Not only that, on a worldwide atmospheric basis, trace gases as measured by sites around the planet register “off the map” concentrations. Methane, CH4, which was 720 ppb pre-industrial is 2,362 ppb today. Carbon dioxide, CO2, which was 280 ppm pre-industrial, is 400 ppm today, compelling evidence that Earth’s climate is not stable. By way of historical reference, over the past 20,000 years CO2 ranged between 180-to-280 ppm.
Moreover, the planet’s ice caps and glaciers are melting like never before in modern history, another major clue of instability. As for example, Arctic sea ice volume in September 1980 was 17,000 km3. Today, 35 years later: “Monthly averaged ice volume for September 2014 was 6,970 km3.”5
Climate change is most prominent where people do not see it!

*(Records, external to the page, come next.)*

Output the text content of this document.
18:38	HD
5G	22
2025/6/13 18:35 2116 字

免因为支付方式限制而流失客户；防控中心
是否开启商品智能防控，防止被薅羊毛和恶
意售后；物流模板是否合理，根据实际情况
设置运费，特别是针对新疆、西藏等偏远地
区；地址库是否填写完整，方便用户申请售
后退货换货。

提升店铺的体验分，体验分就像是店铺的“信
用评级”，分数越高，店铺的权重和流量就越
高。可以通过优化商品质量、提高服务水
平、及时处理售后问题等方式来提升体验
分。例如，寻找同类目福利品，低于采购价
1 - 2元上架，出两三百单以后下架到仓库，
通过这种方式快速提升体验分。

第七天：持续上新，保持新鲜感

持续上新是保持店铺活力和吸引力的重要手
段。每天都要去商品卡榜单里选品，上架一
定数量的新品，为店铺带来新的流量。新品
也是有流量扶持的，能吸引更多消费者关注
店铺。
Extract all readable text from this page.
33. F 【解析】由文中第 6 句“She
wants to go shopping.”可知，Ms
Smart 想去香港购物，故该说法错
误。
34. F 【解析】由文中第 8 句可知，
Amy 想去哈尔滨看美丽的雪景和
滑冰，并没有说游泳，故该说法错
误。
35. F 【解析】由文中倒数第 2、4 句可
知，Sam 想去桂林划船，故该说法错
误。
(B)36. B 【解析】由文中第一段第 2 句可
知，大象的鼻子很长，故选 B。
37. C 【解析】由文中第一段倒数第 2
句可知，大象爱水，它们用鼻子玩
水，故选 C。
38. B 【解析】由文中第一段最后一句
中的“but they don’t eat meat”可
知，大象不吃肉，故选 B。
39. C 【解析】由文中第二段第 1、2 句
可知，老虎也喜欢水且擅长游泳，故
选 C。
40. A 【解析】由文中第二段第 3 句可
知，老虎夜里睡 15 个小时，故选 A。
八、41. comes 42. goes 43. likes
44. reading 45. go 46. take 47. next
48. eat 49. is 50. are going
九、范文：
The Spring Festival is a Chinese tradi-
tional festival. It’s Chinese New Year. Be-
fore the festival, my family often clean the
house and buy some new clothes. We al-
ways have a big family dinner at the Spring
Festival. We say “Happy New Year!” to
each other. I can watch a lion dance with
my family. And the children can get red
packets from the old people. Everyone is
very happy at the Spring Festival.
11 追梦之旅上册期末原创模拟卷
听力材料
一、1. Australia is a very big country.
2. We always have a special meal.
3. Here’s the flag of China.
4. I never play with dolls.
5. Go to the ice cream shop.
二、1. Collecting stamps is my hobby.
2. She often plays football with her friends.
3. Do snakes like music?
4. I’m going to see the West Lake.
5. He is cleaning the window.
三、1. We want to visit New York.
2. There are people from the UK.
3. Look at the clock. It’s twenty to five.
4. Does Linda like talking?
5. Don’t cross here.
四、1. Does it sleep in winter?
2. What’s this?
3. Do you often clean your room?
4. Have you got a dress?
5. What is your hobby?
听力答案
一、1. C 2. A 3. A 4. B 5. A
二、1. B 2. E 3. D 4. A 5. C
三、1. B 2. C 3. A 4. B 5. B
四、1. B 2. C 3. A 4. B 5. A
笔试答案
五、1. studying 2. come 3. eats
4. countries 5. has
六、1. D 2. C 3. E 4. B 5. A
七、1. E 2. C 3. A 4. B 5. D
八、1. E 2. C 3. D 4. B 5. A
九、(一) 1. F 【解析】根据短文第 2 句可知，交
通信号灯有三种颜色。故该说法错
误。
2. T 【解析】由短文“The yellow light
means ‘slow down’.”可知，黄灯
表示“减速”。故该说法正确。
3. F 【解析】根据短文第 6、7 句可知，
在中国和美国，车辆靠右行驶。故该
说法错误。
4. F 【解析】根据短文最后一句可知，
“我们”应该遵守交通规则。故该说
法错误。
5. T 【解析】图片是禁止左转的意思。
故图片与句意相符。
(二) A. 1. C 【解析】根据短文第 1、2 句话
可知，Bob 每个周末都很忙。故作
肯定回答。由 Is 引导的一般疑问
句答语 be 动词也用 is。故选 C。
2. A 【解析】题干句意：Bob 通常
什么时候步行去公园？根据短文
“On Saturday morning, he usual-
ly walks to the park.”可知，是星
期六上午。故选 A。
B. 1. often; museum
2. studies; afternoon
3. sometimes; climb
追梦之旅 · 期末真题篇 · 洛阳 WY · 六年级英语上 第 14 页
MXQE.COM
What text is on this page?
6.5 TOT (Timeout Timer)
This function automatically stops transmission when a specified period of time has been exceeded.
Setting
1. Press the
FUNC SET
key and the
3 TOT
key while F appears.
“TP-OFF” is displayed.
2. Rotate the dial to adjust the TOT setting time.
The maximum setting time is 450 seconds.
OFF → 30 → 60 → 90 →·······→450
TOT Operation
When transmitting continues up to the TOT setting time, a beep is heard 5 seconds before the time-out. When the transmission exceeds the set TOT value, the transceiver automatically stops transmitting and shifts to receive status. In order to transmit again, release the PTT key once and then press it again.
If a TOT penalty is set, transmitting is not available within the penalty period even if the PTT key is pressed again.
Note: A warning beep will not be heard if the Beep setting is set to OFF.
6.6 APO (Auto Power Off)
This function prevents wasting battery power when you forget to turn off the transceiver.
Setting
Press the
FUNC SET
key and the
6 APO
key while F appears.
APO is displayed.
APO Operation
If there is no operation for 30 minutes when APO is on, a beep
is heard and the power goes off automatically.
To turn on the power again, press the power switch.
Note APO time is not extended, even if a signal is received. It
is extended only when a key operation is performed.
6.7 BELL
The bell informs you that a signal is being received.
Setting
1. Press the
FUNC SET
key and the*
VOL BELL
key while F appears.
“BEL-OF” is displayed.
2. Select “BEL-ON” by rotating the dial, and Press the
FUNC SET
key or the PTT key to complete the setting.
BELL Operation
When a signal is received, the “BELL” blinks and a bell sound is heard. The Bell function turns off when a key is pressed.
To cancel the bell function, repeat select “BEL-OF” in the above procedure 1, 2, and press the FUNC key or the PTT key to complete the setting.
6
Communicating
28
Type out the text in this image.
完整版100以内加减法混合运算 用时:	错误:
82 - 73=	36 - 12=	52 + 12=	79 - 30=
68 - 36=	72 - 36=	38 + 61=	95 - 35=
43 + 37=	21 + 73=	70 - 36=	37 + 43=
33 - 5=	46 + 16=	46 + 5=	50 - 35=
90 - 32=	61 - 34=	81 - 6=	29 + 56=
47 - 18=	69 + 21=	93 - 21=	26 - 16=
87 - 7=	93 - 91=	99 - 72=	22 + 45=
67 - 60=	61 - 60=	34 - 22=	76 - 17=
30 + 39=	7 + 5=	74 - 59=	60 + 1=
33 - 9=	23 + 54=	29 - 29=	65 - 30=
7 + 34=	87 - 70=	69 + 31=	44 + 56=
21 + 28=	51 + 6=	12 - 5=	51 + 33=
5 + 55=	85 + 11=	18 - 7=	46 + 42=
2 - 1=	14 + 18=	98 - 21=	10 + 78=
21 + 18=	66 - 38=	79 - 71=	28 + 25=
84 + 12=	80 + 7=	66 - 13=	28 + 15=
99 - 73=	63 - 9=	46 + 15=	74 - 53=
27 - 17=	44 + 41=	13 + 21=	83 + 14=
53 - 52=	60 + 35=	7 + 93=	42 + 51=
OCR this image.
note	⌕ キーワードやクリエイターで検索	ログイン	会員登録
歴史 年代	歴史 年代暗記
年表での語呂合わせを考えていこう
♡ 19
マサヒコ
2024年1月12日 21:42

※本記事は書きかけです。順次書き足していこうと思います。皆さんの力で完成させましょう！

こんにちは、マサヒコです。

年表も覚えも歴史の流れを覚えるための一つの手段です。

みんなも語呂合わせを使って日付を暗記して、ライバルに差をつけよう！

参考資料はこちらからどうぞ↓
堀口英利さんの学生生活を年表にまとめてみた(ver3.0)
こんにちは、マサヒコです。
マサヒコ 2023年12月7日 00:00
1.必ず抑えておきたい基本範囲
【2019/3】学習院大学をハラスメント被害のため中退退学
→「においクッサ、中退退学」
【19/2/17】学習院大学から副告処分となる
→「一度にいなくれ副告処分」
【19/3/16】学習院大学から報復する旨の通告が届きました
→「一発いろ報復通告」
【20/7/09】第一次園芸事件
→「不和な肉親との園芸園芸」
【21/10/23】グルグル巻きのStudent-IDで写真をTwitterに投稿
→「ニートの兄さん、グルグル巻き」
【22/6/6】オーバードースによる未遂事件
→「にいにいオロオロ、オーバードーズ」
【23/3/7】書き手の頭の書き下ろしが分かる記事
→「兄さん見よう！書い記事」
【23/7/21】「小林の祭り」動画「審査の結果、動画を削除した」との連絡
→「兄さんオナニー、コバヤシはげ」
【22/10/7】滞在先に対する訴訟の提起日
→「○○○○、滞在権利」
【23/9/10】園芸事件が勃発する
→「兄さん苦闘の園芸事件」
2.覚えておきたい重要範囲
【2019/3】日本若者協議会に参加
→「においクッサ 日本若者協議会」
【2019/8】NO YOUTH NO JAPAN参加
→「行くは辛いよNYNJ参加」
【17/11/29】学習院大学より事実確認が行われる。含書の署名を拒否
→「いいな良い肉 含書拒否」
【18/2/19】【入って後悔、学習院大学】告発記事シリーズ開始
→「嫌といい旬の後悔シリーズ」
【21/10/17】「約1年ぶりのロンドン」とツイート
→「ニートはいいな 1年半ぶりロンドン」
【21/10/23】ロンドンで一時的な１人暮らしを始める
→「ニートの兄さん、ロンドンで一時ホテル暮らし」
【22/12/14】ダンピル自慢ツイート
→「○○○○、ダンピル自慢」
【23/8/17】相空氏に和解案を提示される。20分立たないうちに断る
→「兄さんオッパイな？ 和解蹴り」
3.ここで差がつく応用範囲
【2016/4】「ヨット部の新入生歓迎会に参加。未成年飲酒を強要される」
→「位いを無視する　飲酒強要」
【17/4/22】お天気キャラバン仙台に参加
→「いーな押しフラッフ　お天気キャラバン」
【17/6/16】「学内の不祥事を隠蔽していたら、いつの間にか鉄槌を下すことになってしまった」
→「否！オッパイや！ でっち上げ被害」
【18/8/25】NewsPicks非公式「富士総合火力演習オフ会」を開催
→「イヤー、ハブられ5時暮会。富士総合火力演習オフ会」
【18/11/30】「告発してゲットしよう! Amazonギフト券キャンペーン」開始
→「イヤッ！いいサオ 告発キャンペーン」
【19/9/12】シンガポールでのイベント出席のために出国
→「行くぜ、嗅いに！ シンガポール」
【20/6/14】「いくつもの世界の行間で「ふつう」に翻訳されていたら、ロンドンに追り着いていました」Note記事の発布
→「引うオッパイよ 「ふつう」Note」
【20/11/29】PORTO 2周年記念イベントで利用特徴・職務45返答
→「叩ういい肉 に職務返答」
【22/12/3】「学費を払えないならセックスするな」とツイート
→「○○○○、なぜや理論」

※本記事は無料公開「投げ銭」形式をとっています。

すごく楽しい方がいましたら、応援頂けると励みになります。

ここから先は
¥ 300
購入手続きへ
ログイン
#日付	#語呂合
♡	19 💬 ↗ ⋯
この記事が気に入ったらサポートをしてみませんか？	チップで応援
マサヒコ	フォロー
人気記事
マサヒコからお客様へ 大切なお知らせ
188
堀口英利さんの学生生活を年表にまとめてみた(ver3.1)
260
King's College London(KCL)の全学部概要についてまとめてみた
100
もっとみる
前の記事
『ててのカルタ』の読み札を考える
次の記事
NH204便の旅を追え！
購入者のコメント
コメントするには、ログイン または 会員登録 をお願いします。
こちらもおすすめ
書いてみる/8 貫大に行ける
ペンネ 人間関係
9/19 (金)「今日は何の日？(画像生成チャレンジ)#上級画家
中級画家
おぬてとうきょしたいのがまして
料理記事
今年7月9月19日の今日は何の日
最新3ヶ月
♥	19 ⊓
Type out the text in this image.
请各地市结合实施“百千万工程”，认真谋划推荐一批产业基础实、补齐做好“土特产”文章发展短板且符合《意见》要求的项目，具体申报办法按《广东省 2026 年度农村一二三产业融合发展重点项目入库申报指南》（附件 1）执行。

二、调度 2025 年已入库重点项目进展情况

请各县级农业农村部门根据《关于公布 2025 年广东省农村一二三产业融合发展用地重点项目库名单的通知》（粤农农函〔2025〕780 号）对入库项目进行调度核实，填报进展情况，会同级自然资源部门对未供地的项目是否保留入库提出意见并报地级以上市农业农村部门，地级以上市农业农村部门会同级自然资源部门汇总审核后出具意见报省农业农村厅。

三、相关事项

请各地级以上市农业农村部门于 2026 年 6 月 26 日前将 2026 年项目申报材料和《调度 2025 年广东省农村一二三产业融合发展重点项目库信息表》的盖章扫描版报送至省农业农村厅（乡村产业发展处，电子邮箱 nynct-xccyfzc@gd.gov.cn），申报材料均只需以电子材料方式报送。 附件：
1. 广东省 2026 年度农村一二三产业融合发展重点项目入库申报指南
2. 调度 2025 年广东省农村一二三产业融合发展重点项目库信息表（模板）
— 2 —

Consequently, there are serious, informed scientists who believe the Arctic will be ice-free during the month of September, its annual minimal, within a few years. The corollary for the climate could be horrendous, devastating, and deathly. In other words, a climate holocaust may be lurking in the shadows. Such as Arctic sea ice loss causing massive release of methane, smothering the Northern Hemisphere and life changing forever, as the planet heats up in a “geological instant.”
Along those same lines, Ira Leifer, Ph.D., Atmospheric Science at the Marine Sciences Institute, University of California, Santa Barbara, claims:
Some scientists are indicating we should make plans to adapt to a 4C hotter world. While prudent, one wonders what portion of the population could adapt to such a world. My view is that it’s just a few thousand people seeking refuge in the Arctic or Antarctica.
Egads! The End!
- Kerry Emanuel, professor of Atmospheric Science, Massachusetts Institute of Technology, “What We Know About Climate Change”, MIT, April 11, 2014.
- Paul Beckwith, Laboratory for Paleoclimatology and Climatology, University of Ottawa, “COP20: Global Arctic Methane Emergency #2″, December 5, 2014 Lima, Peru).
- Morgan Schaller and James Wright, New Finding Shows Climate Change Can Happen in a Geological Instant, Research News at Rutgers, October 6, 2013.
- Gaia Vince (former editor of the journal Nature Climate Change, news editor of Nature), Adventures in the Anthropocene, Milkweed Editions, 2014, pps. 56-57.
- PIOMAS, Arctic Sea Ice Volume Reanalysis, Polar Science Center-Applied Physics Laboratory, University of Washington.